Here’s a how-to with links to the drivers. Drivers for the Vostro 1400 will also work, they are the same hardware internally.
[QUOTE=yoyodyne]
Your SATA hard drive is probably set to AHCI (or Native) mode in the BIOS. XP doesn’t have the driver built-in for that, you either need to change the SATA mode in the BIOS to ATA/IDE or hit F6 during XP install and use a floppy with the chipset driver.
It has nothing to do with Vista at all.
[/QUOTE]
Too much emphasis in this thread is devoted to the hard drive and not **yoyodyne’s **comment.
Check your BIOS settings. Machines these days are manufactured for Vista and not XP. The XP compatibility only comes into play when you change the BIOS back to a compatibility mode that XP can identify. If you cannot change the BIOS, you need to install the appropriate drivers for XP to work with your machine.

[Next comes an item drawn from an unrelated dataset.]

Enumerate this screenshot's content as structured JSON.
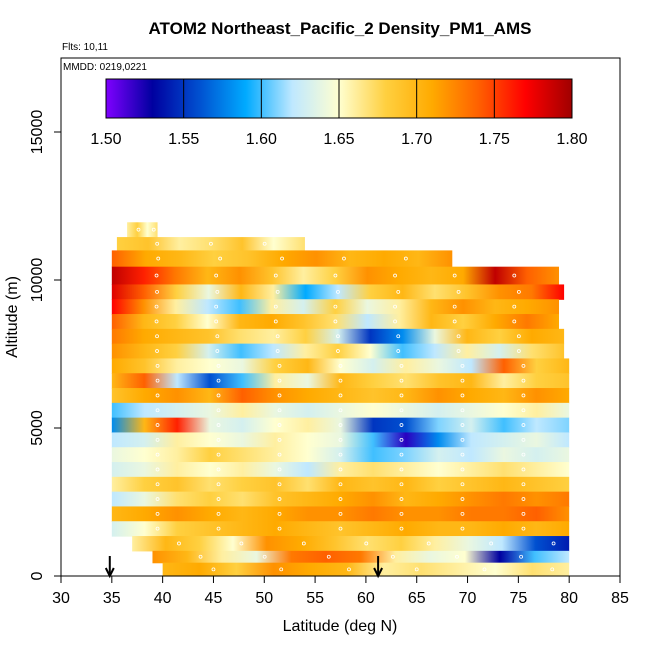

I’ve now used nlite to make a bootdisk, burned the iso, but when I put it in the computer and reboot, it just goes straight into Ubuntu. I have it set to boot to CD first, but at no point does it give me the option to go into the installation, just acts as though there’s no disk in the tray.
Ok. disregard the last post. I hadn’t actually made a bootdisk…
However, now, I have. I’ve made three. Doing EXACTLY what those websites are saying, and I’m still getting the exact same error I got with the original disk!